Багу вдруг нестерпимо захотелось подойти к ней, взять за руку – такой трогательной показалась ему смущенная Стася – и сказать что-нибудь ласковое; и, быть может, даже коснуться руки губами. И Баг уж совсем было решился и даже слегка привстал, но тут его озарило: это лицо, это смутно знакомое лицо, это совершенно определенно знакомое лицо – он видел на пароме «Святой Евлампий» незадолго до трагического утопления оного в водах Суомского залива. Правда, тогда над сим лицом возвышалась чалма зеленого цвета… И совсем недавно, буквально две седмицы назад, Баг снова видел его – среди фотографических изображений в базе данных родного Управления внешней охраны. Там обладатель лица значился как Мыкола Хикмет, член Братства Незалежных Дервишей, Зикром Встречающих, а еще про него было сказано, что в иерархии Братства он имеет чин поднабольшего незалежника.

«Ну конечно!

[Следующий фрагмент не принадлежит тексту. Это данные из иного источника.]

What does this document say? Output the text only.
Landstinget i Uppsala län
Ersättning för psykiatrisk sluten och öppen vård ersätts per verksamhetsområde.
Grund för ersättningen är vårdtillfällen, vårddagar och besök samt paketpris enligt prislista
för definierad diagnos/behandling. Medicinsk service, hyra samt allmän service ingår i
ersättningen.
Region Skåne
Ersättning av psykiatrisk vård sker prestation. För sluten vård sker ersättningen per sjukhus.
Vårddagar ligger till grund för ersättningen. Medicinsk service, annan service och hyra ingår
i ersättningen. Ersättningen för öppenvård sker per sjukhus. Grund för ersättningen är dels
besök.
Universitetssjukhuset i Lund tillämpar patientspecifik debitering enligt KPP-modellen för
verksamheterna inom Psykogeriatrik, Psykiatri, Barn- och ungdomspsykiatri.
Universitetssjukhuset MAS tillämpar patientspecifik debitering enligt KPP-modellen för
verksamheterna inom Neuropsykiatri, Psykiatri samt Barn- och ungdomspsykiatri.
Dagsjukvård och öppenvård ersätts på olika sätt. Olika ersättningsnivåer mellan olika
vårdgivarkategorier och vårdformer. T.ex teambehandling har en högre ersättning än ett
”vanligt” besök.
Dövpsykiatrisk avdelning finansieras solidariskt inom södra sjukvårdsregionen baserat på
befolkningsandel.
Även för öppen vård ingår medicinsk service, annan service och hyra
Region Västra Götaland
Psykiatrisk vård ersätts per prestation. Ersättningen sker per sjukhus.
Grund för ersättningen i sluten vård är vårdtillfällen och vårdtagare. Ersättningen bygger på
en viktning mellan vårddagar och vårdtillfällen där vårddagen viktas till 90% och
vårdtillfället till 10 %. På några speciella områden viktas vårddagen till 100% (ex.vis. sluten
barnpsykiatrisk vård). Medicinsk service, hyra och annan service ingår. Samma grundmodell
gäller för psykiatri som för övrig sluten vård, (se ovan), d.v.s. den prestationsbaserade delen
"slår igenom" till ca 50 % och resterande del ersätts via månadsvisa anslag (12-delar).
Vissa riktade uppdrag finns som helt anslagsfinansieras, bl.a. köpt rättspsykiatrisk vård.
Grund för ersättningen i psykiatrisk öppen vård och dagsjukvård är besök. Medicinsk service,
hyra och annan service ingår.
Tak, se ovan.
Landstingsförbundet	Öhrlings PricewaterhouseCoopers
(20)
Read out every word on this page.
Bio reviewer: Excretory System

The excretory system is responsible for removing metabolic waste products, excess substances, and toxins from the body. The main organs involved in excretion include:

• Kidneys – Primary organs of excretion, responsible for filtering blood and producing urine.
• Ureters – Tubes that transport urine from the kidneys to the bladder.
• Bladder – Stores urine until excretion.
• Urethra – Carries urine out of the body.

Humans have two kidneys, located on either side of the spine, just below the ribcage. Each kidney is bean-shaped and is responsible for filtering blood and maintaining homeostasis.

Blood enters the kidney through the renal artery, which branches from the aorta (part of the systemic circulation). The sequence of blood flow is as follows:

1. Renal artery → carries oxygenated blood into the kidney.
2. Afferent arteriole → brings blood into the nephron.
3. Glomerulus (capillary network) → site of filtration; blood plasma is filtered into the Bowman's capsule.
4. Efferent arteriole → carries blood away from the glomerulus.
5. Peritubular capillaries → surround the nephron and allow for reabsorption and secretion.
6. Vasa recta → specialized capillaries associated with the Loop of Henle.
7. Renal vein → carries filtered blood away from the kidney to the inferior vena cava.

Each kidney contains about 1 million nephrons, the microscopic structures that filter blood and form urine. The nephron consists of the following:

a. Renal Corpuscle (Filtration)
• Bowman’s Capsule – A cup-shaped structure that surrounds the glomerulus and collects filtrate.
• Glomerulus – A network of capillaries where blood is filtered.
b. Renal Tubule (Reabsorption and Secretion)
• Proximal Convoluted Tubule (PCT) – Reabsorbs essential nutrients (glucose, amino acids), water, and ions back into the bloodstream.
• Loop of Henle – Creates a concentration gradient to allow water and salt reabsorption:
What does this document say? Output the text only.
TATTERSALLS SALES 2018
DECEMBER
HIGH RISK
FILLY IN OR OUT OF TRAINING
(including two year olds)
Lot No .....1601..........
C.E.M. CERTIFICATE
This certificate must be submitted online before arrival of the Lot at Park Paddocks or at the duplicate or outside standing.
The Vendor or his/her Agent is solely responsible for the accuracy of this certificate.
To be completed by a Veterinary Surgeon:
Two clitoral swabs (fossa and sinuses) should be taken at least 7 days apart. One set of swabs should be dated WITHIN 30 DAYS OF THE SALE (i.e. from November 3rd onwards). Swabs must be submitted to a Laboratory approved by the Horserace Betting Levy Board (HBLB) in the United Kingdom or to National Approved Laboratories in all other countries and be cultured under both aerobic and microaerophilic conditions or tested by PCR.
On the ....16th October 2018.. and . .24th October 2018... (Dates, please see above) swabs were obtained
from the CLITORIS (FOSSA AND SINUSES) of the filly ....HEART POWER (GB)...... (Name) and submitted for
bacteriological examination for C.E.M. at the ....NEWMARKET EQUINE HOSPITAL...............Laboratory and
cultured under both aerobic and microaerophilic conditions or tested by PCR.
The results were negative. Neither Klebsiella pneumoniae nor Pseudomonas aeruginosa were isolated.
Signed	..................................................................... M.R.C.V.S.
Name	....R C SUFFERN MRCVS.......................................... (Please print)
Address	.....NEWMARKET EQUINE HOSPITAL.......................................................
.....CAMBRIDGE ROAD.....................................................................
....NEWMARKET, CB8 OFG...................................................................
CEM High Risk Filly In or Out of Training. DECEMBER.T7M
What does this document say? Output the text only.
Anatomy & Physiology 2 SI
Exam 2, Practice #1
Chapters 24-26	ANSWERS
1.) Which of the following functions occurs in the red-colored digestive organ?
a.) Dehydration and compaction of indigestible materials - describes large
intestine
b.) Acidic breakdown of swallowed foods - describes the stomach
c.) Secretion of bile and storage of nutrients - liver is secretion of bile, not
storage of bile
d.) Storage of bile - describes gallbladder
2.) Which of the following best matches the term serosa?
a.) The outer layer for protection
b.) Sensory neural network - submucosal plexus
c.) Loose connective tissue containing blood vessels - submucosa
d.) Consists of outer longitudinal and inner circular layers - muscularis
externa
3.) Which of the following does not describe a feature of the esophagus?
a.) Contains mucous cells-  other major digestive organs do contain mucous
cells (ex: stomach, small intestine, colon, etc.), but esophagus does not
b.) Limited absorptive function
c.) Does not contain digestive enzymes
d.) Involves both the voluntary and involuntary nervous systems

Как я мог забыть! – подумал Баг. – „Геть, громадяне“… Три Яньло мне в глотку!»

Баг оглянулся. Четверка за столом у лестницы расправилась с баоцзы и теперь расплачивалась с прислужником; каждый старался опередить других, со смехом звеня чохами и шурша лянами.

– Милая Стася, – Баг наклонился над столом, – ты не сердись на меня и не обижайся, пожалуйста, но я вынужден немедленно тебя покинуть.

– Как же… – начала было Стася, в очередной раз очаровательно подняв брови.

– Я знаю, с моей стороны это совершенно несообразно, – продолжал Баг, на несколько мгновений все же завладев ее рукой. – Но это дело чрезвычайной важности, понимаешь? Мне просто необходимо… – Чувствуя себя самым пренеприятным образом, он выпустил покорную девичью ладонь, встал, добыл из бумажника несколько лянов и, торопливо кинув их на скатерть, придавил палочками. – Я знаю, я порчу тебе прекрасный вечер, и я сам не рад тому, что вынужден вот так уйти, но…

Стася озадаченно глядела на Бага и молчала.

– Я тебе завтра же напишу, – сказал ей Баг и поспешил вослед спускающейся по лестнице подозрительной четверке.